I’m confident a few privacy activists across Europe are seeking GDPR (etc) arguments to critique the mechanisms behind the location-based exposure of “Foreign, Fake MAGA Agents”; I disagree, but I think there will be ripples of positive & negative consequences until a new norm is established & understood. Of course I’m not the only one thinking this:
Another former employee, speaking on condition of anonymity because they are not authorized to speak about their work at X by their current employer, said the company had decided against deploying the idea in the past for two reasons: concern about creating a visible target for bad actors to manipulate and fear that the label could backfire.

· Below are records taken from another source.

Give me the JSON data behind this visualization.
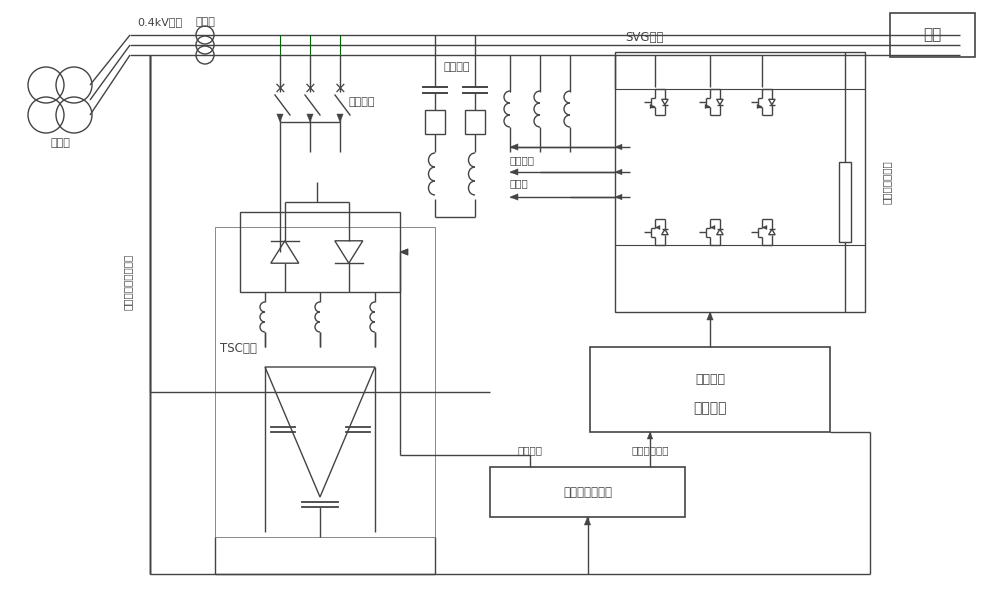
{
  "bg_color": "#ffffff",
  "lc": "#444444",
  "lc_green": "#006600",
  "labels": {
    "transformer": "变压器",
    "system": "0.4kV系统",
    "transducer": "互感器",
    "load": "负载",
    "filter_branch": "滤波支路",
    "reactive_power": "无功功率",
    "output_voltage": "输出电压",
    "reactor": "电抗器",
    "svg_section": "SVG部分",
    "self_commutated": "自换相桥式电路",
    "tsc_section": "TSC部分",
    "drive_signal": "驱动信号",
    "drive_module": "驱动模块",
    "trigger_signal": "触发信号",
    "reactive_ref": "无功参考指令",
    "reactive_controller": "无功补偿控制器",
    "voltage_current": "电压、电流模拟信号"
  }
}
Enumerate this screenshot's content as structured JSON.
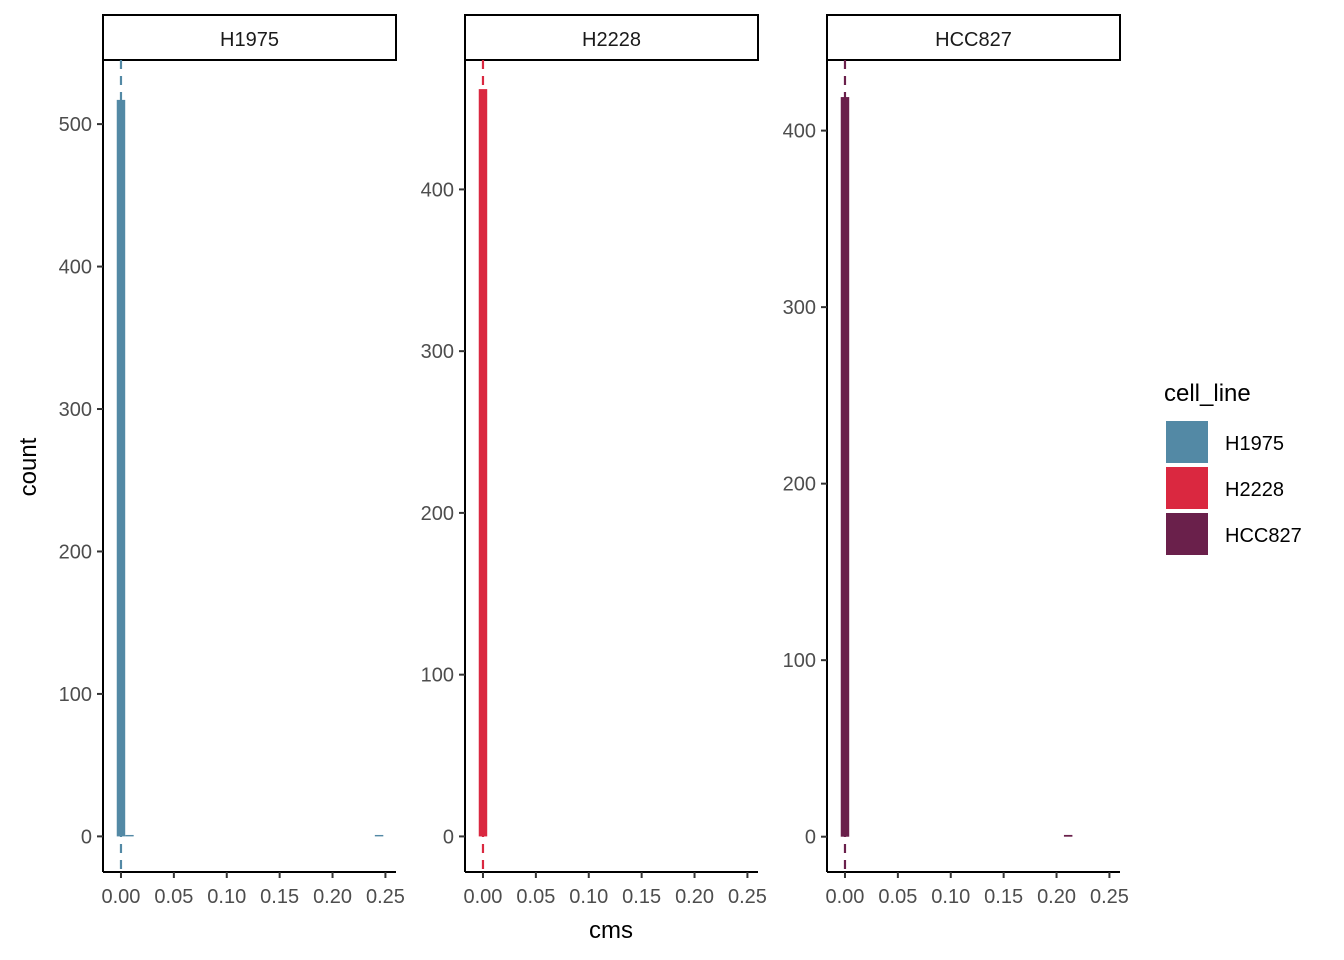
{
  "chart_data": {
    "type": "bar",
    "subtype": "histogram",
    "facet_by": "cell_line",
    "xlabel": "cms",
    "ylabel": "count",
    "legend": {
      "title": "cell_line",
      "placement": "right",
      "entries": [
        {
          "label": "H1975",
          "color": "#5389A5"
        },
        {
          "label": "H2228",
          "color": "#DA2840"
        },
        {
          "label": "HCC827",
          "color": "#6A204B"
        }
      ]
    },
    "grid": false,
    "panels": [
      {
        "label": "H1975",
        "color": "#5389A5",
        "xlim": [
          -0.017,
          0.26
        ],
        "ylim": [
          -25,
          545
        ],
        "xticks": [
          0.0,
          0.05,
          0.1,
          0.15,
          0.2,
          0.25
        ],
        "xtick_labels": [
          "0.00",
          "0.05",
          "0.10",
          "0.15",
          "0.20",
          "0.25"
        ],
        "yticks": [
          0,
          100,
          200,
          300,
          400,
          500
        ],
        "ytick_labels": [
          "0",
          "100",
          "200",
          "300",
          "400",
          "500"
        ],
        "median_line": 0.0,
        "bins": [
          {
            "x0": -0.004,
            "x1": 0.004,
            "count": 517
          },
          {
            "x0": 0.004,
            "x1": 0.012,
            "count": 1
          },
          {
            "x0": 0.24,
            "x1": 0.248,
            "count": 1
          }
        ]
      },
      {
        "label": "H2228",
        "color": "#DA2840",
        "xlim": [
          -0.017,
          0.26
        ],
        "ylim": [
          -22,
          480
        ],
        "xticks": [
          0.0,
          0.05,
          0.1,
          0.15,
          0.2,
          0.25
        ],
        "xtick_labels": [
          "0.00",
          "0.05",
          "0.10",
          "0.15",
          "0.20",
          "0.25"
        ],
        "yticks": [
          0,
          100,
          200,
          300,
          400
        ],
        "ytick_labels": [
          "0",
          "100",
          "200",
          "300",
          "400"
        ],
        "median_line": 0.0,
        "bins": [
          {
            "x0": -0.004,
            "x1": 0.004,
            "count": 462
          }
        ]
      },
      {
        "label": "HCC827",
        "color": "#6A204B",
        "xlim": [
          -0.017,
          0.26
        ],
        "ylim": [
          -20,
          440
        ],
        "xticks": [
          0.0,
          0.05,
          0.1,
          0.15,
          0.2,
          0.25
        ],
        "xtick_labels": [
          "0.00",
          "0.05",
          "0.10",
          "0.15",
          "0.20",
          "0.25"
        ],
        "yticks": [
          0,
          100,
          200,
          300,
          400
        ],
        "ytick_labels": [
          "0",
          "100",
          "200",
          "300",
          "400"
        ],
        "median_line": 0.0,
        "bins": [
          {
            "x0": -0.004,
            "x1": 0.004,
            "count": 419
          },
          {
            "x0": 0.207,
            "x1": 0.215,
            "count": 1
          }
        ]
      }
    ]
  }
}
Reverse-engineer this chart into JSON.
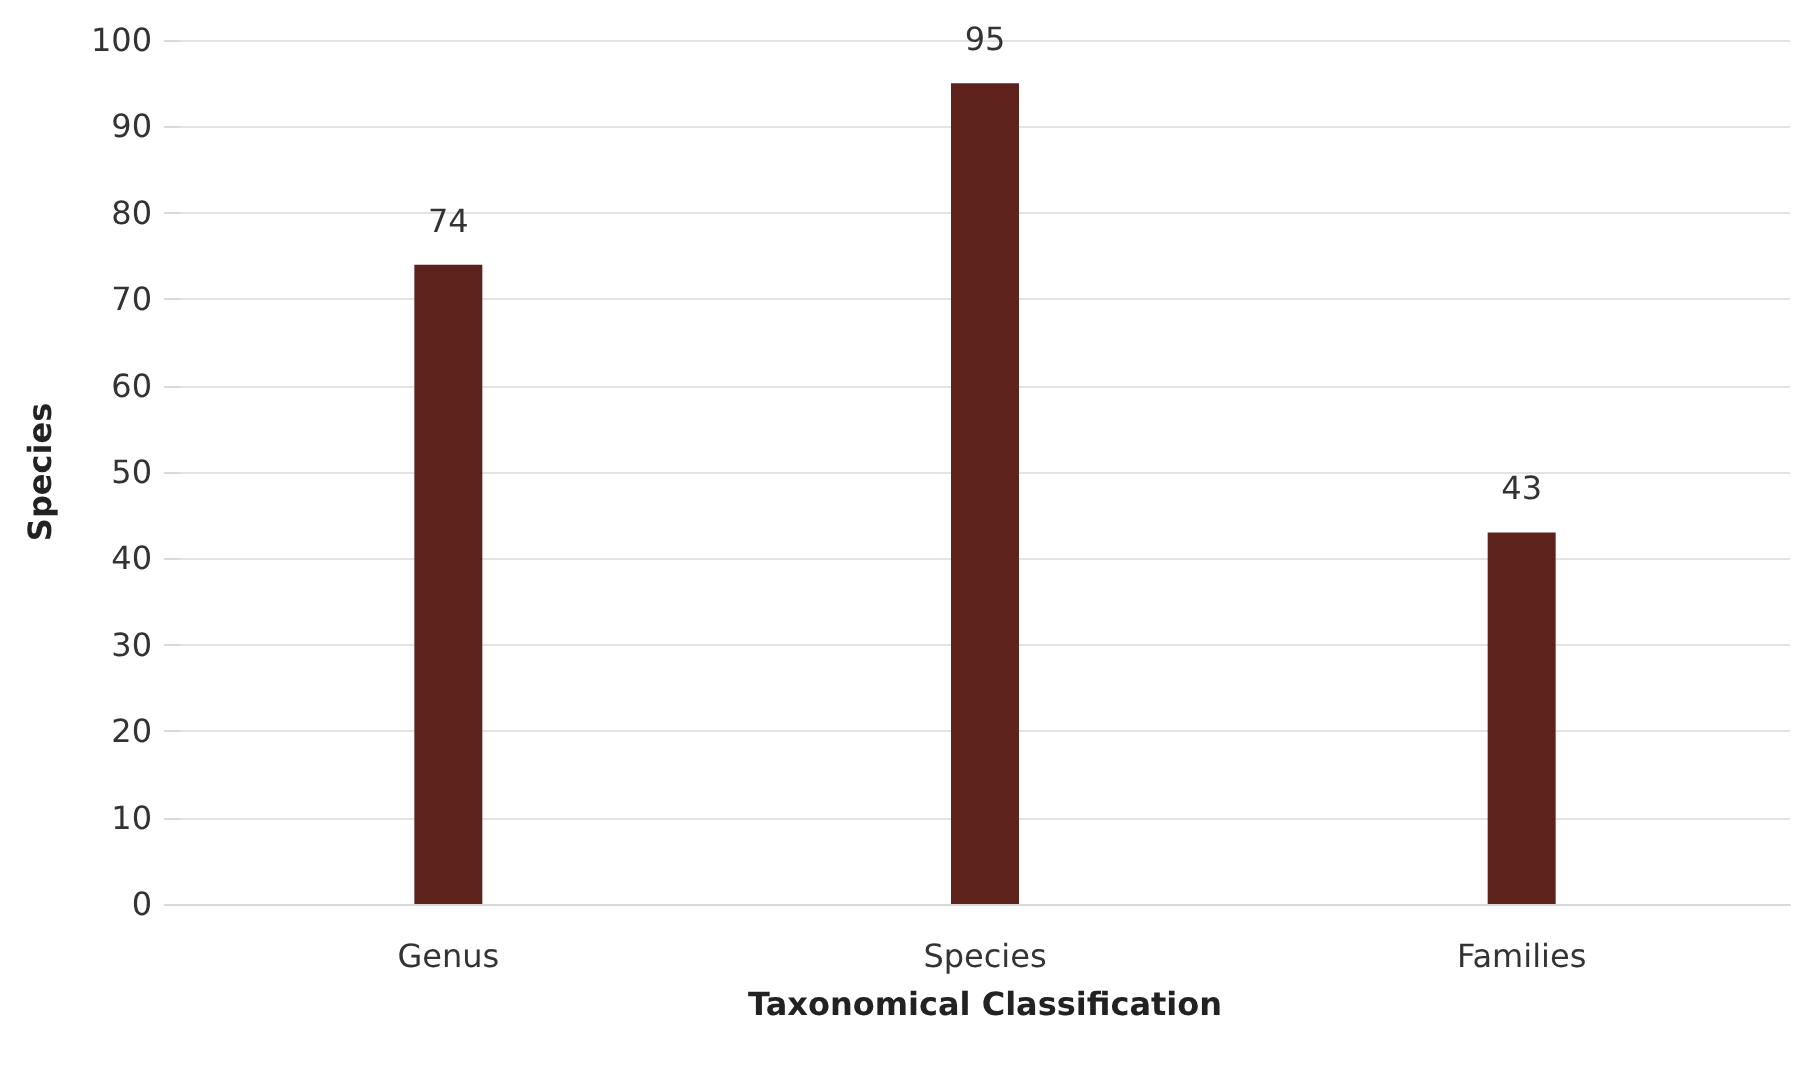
{
  "chart_data": {
    "type": "bar",
    "xlabel": "Taxonomical Classification",
    "ylabel": "Species",
    "categories": [
      "Genus",
      "Species",
      "Families"
    ],
    "values": [
      74,
      95,
      43
    ],
    "color": "#5e221d",
    "ylim": [
      0,
      100
    ],
    "yticks": [
      0,
      10,
      20,
      30,
      40,
      50,
      60,
      70,
      80,
      90,
      100
    ],
    "grid": "y",
    "data_labels": true
  }
}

If a bad actor successfully spoofed a U.S. location, the platform would effectively be incorrectly verifying it as a trusted American voice.
It’s pretty simple:
- the fakes will adapt to look more credible
- the readers will trust the adaptations
- even greater transparency will be sought or demanded:
- user-via-vpn, user-via-tor-over-vpn, exposure of source IP’s “reputation”, deanonymisation via reputation-mapping attacks, GDPR lawsuits, exposure of source IP, faked source IPs, …
- lather, rinse, repeat forever
The only way to break this loop is not to play the game, but we’re not in that universe at the moment.
However: there are some worthwhile zingers in the comments, here:
Reddit:
Nikita Bier, X’s head of product development, said they’re working to resolve the use of VPNs to alter account location. How?